Was steht auf dem Zettel? Nun, man führt weiterhin Schallmessungen durch. Und ein Fahrplan kommender To-do-Etappen ist auch noch abgebildet. Die allgemeine Bekanntmachung sorgt zwar nicht für eine Lärm-Reduzierung, versprechen aber erfahrungsgemäß eine beruhigende Wirkung auf Leidtragende. Kennt man ja! Botschaft: „Schaut, wir messen und überwachen, damit ihr Anlieger nicht zu sehr belastet werdet!“ Fakt ist, wenn rund um die Uhr geackert und geklopft wird, noch dazu unterstützt von schweren Maschinen, geht das nicht leise über die Bühne. Da helfen auch keine Messungen. Die können nur als Grundlage für vereinzelte Forderungen hinsichtlich Hotelaufenthalten dienen. Der Blog hat mal beim Lärmschutz-Beauftragten der Bahn nachgefragt. Eine Antwort steht noch aus.

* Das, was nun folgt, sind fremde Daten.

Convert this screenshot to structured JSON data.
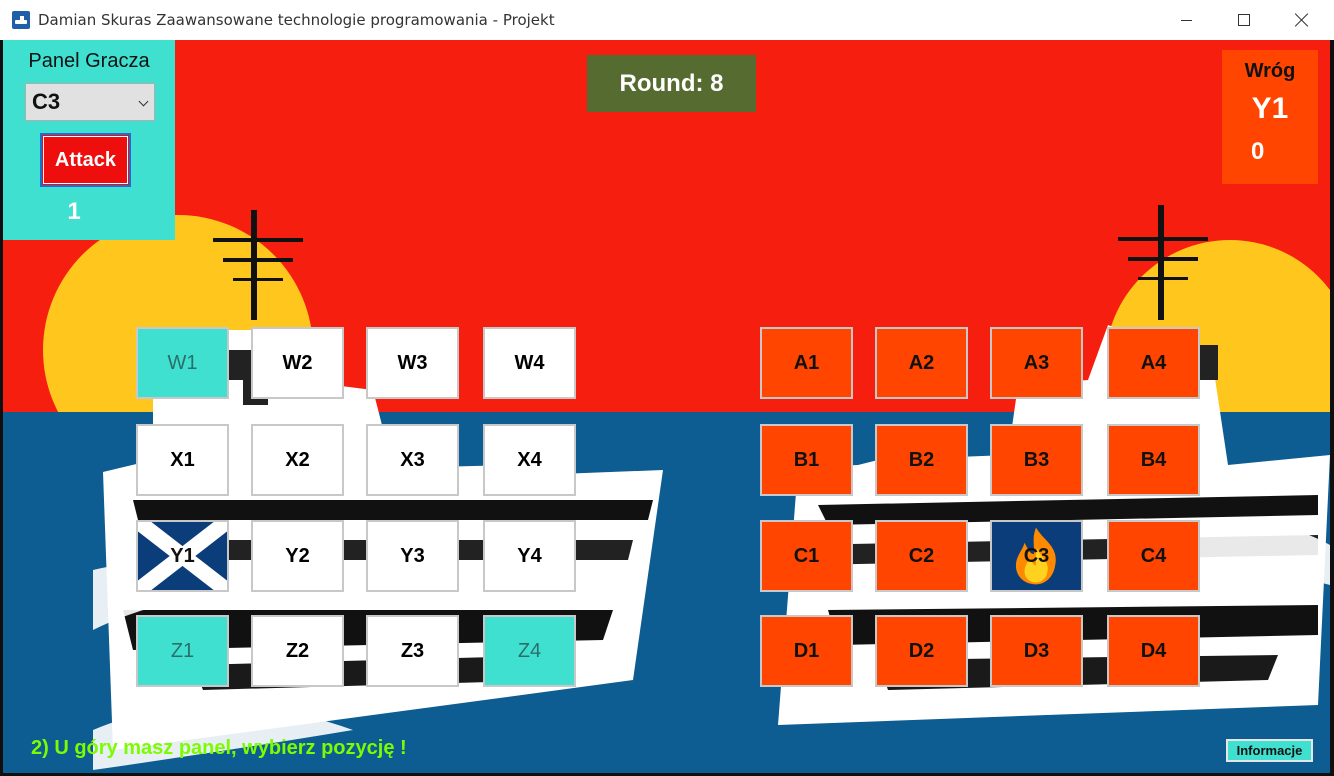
{
  "window": {
    "title": "Damian Skuras Zaawansowane technologie programowania - Projekt"
  },
  "player_panel": {
    "title": "Panel Gracza",
    "selected_position": "C3",
    "attack_label": "Attack",
    "shots": "1"
  },
  "round": {
    "text": "Round: 8"
  },
  "enemy_panel": {
    "title": "Wróg",
    "last_target": "Y1",
    "count": "0"
  },
  "player_board": [
    [
      {
        "label": "W1",
        "state": "turquoise"
      },
      {
        "label": "W2",
        "state": "white"
      },
      {
        "label": "W3",
        "state": "white"
      },
      {
        "label": "W4",
        "state": "white"
      }
    ],
    [
      {
        "label": "X1",
        "state": "white"
      },
      {
        "label": "X2",
        "state": "white"
      },
      {
        "label": "X3",
        "state": "white"
      },
      {
        "label": "X4",
        "state": "white"
      }
    ],
    [
      {
        "label": "Y1",
        "state": "miss-cross"
      },
      {
        "label": "Y2",
        "state": "white"
      },
      {
        "label": "Y3",
        "state": "white"
      },
      {
        "label": "Y4",
        "state": "white"
      }
    ],
    [
      {
        "label": "Z1",
        "state": "turquoise"
      },
      {
        "label": "Z2",
        "state": "white"
      },
      {
        "label": "Z3",
        "state": "white"
      },
      {
        "label": "Z4",
        "state": "turquoise"
      }
    ]
  ],
  "enemy_board": [
    [
      {
        "label": "A1",
        "state": "orange"
      },
      {
        "label": "A2",
        "state": "orange"
      },
      {
        "label": "A3",
        "state": "orange"
      },
      {
        "label": "A4",
        "state": "orange"
      }
    ],
    [
      {
        "label": "B1",
        "state": "orange"
      },
      {
        "label": "B2",
        "state": "orange"
      },
      {
        "label": "B3",
        "state": "orange"
      },
      {
        "label": "B4",
        "state": "orange"
      }
    ],
    [
      {
        "label": "C1",
        "state": "orange"
      },
      {
        "label": "C2",
        "state": "orange"
      },
      {
        "label": "C3",
        "state": "hit-fire"
      },
      {
        "label": "C4",
        "state": "orange"
      }
    ],
    [
      {
        "label": "D1",
        "state": "orange"
      },
      {
        "label": "D2",
        "state": "orange"
      },
      {
        "label": "D3",
        "state": "orange"
      },
      {
        "label": "D4",
        "state": "orange"
      }
    ]
  ],
  "hint": "2) U góry masz panel, wybierz pozycję !",
  "info_button": "Informacje",
  "colors": {
    "sky": "#f51e0f",
    "sea": "#0d5d92",
    "sun": "#ffc71d",
    "turquoise": "#40e0d0",
    "enemy_orange": "#ff4500",
    "round_bg": "#556b2f",
    "hint_green": "#7cfc00"
  },
  "icons": {
    "miss": "white-x-on-navy",
    "hit": "fire-icon"
  }
}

Eine Antwort auf „Baustelle Bahnhalt Hochstetten: Späte Informationen für Anliegende!“

  1. Schallmessungen? Sind das die gleichen Geräte die auch der Steinbruch nutzt – und dann nicht nachvollziehen kann, wenn hier bei einer Sprengung das Haus wackelt und die Leute meckern? Müssen ja tolle Geräte sein. Ironie.